La première crise arrive à la fin 75, dans la foulée de l’offensive du pouvoir contre les comités de soldats et les structures du mouvement de solidarité : perquisitions dans tout le pays, quelques arrestations… Jean-Claude est persuadé qu’il faudrait être offensifs, faire une pétition de masse et des actions spectaculaires, au lieu de quoi se développe une campagne démocratique qu’il juge trop tiède ; lui, si enthousiaste, annonce brusquement sa démission, laissant militants et sympathisants pantois et désorientés… [5]
Au printemps 76, l’usine Wonder connaît une grande grève de 3 semaines. Manuel fait ses premières armes d’animateur de lutte. La direction Wonder, avec le « syndicat » CFT à sa solde, veut interdire l’accès de l’usine aux grévistes. Manuel encourage les travailleurs à passer outre. Il tient tête au chef du personnel, Dupond, qui s’est mis en sentinelle sur la passerelle. Fou de rage de voir un jeune lui damer le pion, il le gifle. Ce qui vaut immédiatement à Manuel un grand prestige. Gilbert, en habitué de la mécanique répressive, organise immédiatement le « nettoyage » de l’appartement des parents de Manuel, médusés, et on met tout en place pour empêcher une possible expulsion « pour trouble à l’ordre public », d’autant moins invraisemblable que ce jeune militant bouillant n’est pas de la dernière discrétion sur son engagement politique, en dépit des blâmes et mises en gardes de ses aîné-e-s.
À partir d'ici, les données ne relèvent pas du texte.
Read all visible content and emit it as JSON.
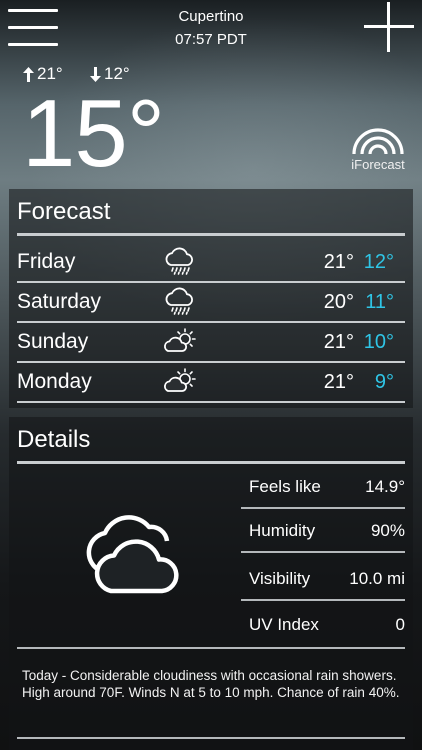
{
  "header": {
    "city": "Cupertino",
    "time": "07:57 PDT"
  },
  "current": {
    "high": "21°",
    "low": "12°",
    "temperature": "15°",
    "brand": "iForecast"
  },
  "forecast": {
    "title": "Forecast",
    "days": [
      {
        "day": "Friday",
        "icon": "cloud-rain-icon",
        "high": "21°",
        "low": "12°"
      },
      {
        "day": "Saturday",
        "icon": "cloud-rain-icon",
        "high": "20°",
        "low": "11°"
      },
      {
        "day": "Sunday",
        "icon": "partly-sunny-icon",
        "high": "21°",
        "low": "10°"
      },
      {
        "day": "Monday",
        "icon": "partly-sunny-icon",
        "high": "21°",
        "low": "9°"
      }
    ]
  },
  "details": {
    "title": "Details",
    "icon": "cloudy-icon",
    "items": [
      {
        "label": "Feels like",
        "value": "14.9°"
      },
      {
        "label": "Humidity",
        "value": "90%"
      },
      {
        "label": "Visibility",
        "value": "10.0 mi"
      },
      {
        "label": "UV Index",
        "value": "0"
      }
    ],
    "summary": "Today - Considerable cloudiness with occasional rain showers. High around 70F. Winds N at 5 to 10 mph. Chance of rain 40%."
  },
  "colors": {
    "accent_low": "#2fc5e6",
    "text": "#ffffff",
    "rule": "#c9cdd0"
  }
}
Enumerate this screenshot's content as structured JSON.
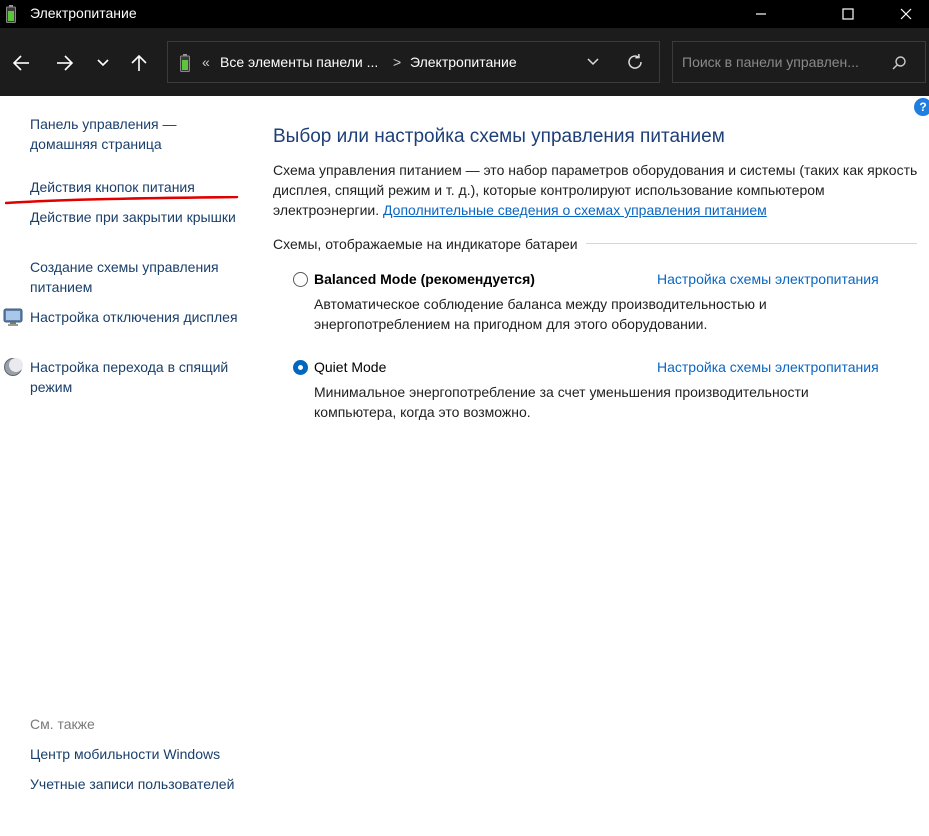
{
  "window": {
    "title": "Электропитание"
  },
  "navbar": {
    "breadcrumb_overflow": "«",
    "breadcrumb_parent": "Все элементы панели ...",
    "breadcrumb_separator": ">",
    "breadcrumb_current": "Электропитание",
    "search_placeholder": "Поиск в панели управлен..."
  },
  "sidebar": {
    "home_link": "Панель управления — домашняя страница",
    "items": [
      {
        "label": "Действия кнопок питания"
      },
      {
        "label": "Действие при закрытии крышки"
      },
      {
        "label": "Создание схемы управления питанием"
      },
      {
        "label": "Настройка отключения дисплея",
        "icon": "display-icon"
      },
      {
        "label": "Настройка перехода в спящий режим",
        "icon": "moon-icon"
      }
    ],
    "see_also_heading": "См. также",
    "see_also": [
      {
        "label": "Центр мобильности Windows"
      },
      {
        "label": "Учетные записи пользователей"
      }
    ]
  },
  "main": {
    "title": "Выбор или настройка схемы управления питанием",
    "description": "Схема управления питанием — это набор параметров оборудования и системы (таких как яркость дисплея, спящий режим и т. д.), которые контролируют использование компьютером электроэнергии.",
    "description_link": "Дополнительные сведения о схемах управления питанием",
    "group_label": "Схемы, отображаемые на индикаторе батареи",
    "plans": [
      {
        "name": "Balanced Mode (рекомендуется)",
        "selected": false,
        "settings_link": "Настройка схемы электропитания",
        "description": "Автоматическое соблюдение баланса между производительностью и энергопотреблением на пригодном для этого оборудовании."
      },
      {
        "name": "Quiet Mode",
        "selected": true,
        "settings_link": "Настройка схемы электропитания",
        "description": "Минимальное энергопотребление за счет уменьшения производительности компьютера, когда это возможно."
      }
    ]
  },
  "help_label": "?",
  "colors": {
    "accent": "#0067c0",
    "link": "#0a66c2",
    "title_blue": "#1e3f78",
    "annotation_red": "#e00000"
  }
}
Heureusement, il ne se passera rien de plus. Depuis un an, Manuel avait commencé à discuter avec un autre jeune Portugais, Antonio de Abreu, et une jeune ouvrière, Martine Pingué. L’expérience de la grève les enthousiasme et les soude. Wonder devient « le laboratoire » de notre intervention ouvrière : la première feuille propre à la boîte sort début 78, avec en première page un dessin de Tonio. C’est le début d’un « groupe Taupe » qui s’élargit vite à des sympathisant-e-s de plusieurs boîtes.
Par delà les trajectoires individuelles, les fermetures, les sales coups mais aussi les hauts faits, les fondements de notre intervention en entreprise jusqu’à aujourd’hui sont posés [6].